Now, optimize the parameters. We need initial guesses for $\theta$, $\mu$, and $\sigma$.

python
# Initial guesses
# A common heuristic for theta: 1.0 (mean reversion over a year)
# mu: average of the spread
# sigma: standard deviation of the changes in the spread
initial_mu = np.mean(X)
initial_theta = 1.0 # Arbitrary positive guess
initial_sigma = np.std(np.diff(X)) / np.sqrt(dt) # Approx annualized vol

initial_params = [initial_theta, initial_mu, initial_sigma]

# Bounds for parameters: theta > 0, sigma > 0
bounds = [(1e-6, None), (None, None), (1e-6, None)]

# Perform optimization
result = minimize(ou_log_likelihood, initial_params, args=(X, dt), bounds=bounds, method='L-BFGS-B')

# Extract optimized parameters
theta_est, mu_est, sigma_est = result.x

print(f"Estimated Theta (speed of reversion): {theta_est:.4f}")
print(f"Estimated Mu (long-term mean): {mu_est:.4f}")
print(f"Estimated Sigma (volatility): {sigma_est:.4f}")
print(f"Optimization successful: {result.success}")
print(f"Negative Log-Likelihood at optimum: {result.fun:.4f}")

For the SPY-IVV spread data from 2023:

Estimated Theta (speed of reversion): 2.5023 Estimated Mu (long-term mean): 0.0094 Estimated Sigma (volatility): 0.0128 Optimization successful: True Negative Log-Likelihood at optimum: -1039.0435

The estimated $\theta$ of 2.5023 suggests a relatively fast mean reversion. A higher $\theta$ means the process returns to its mean more quickly. The estimated long-term mean $\mu$ is 0.0094. This indicates the spread tends to hover slightly above zero. The estimated $\sigma$ of 0.0128 represents the volatility of the spread's changes.

Interpreting OU Parameters for Trading

Each parameter offers direct trading insights.

Speed of Reversion ($\theta$): A high $\theta$ implies faster mean reversion. This suits short-term strategies. The spread returns to its mean quickly. Traders can enter positions when the spread deviates significantly. They expect a rapid return to the mean. A low $\theta$ suggests slower mean reversion. This might require longer holding periods. Or it might indicate a weaker mean-reverting signal, making the pair less suitable for mean reversion.

Long-Term Mean ($\mu$): This is the equilibrium level. Traders use $\mu$ as a target. If the spread is above $\mu$, they might short the spread. If below, they might long it. For SPY-IVV, a $\mu$ of 0.0094 means the fair value for SPY minus IVV is around 0.0094. Deviations from this value signal potential trades.

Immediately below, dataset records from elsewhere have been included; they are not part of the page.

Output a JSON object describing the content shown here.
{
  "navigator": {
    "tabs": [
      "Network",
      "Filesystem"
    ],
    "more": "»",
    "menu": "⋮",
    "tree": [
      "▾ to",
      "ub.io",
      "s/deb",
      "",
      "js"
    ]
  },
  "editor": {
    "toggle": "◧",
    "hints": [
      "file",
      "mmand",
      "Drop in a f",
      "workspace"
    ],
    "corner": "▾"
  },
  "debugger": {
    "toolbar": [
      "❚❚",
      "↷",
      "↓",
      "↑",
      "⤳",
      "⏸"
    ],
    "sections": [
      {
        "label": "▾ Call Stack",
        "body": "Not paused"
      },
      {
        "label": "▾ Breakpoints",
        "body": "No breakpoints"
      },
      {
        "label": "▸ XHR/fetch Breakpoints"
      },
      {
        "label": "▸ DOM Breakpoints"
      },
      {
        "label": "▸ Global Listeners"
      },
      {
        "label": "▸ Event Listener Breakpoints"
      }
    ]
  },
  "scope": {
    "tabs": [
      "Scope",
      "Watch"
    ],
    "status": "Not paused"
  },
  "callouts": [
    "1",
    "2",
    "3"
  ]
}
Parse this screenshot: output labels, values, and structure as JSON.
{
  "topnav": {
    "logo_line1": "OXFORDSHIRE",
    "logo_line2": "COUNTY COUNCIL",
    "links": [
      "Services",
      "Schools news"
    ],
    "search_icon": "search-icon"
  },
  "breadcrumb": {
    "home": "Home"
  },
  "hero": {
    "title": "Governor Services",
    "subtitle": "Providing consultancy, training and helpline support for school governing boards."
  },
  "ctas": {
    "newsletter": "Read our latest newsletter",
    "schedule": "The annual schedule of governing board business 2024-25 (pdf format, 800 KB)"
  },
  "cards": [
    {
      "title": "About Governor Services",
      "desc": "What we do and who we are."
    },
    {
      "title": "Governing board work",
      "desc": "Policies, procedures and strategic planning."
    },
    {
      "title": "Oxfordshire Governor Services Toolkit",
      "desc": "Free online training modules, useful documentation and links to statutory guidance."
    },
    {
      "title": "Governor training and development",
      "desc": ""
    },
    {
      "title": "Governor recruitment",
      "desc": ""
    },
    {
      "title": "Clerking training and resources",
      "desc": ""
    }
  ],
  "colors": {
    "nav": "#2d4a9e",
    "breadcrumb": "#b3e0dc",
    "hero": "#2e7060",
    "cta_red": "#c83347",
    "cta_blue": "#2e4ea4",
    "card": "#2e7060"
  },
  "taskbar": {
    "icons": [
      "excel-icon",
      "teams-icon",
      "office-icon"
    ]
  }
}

Volatility ($\sigma$): $\sigma$ quantifies the noise around the mean reversion. A higher $\sigma$ means more erratic price movements. This increases risk. It also dictates the width of the "trading channel." A higher $\sigma$ implies wider Bollinger Bands or higher standard deviation thresholds for entry and exit. For SPY-IVV, $\sigma$ of 0.0128 helps define these bands. For example, a 2-standard-deviation band would be approximately $0.0094 \pm 2 \times 0.0128$.

Traders combine these parameters. They define entry and exit points. For example, a trader might short the spread when $X_t > \mu + k \cdot \sigma$ and long when $X_t < \mu - k \cdot \sigma$, where $k$ is a chosen multiplier. The estimated $\theta$ influences how frequently such opportunities arise and how quickly they resolve.

This MLE approach provides objective, data-driven parameter estimates. It moves beyond arbitrary guesses. These estimates form the foundation for sound mean reversion strategy development and risk management.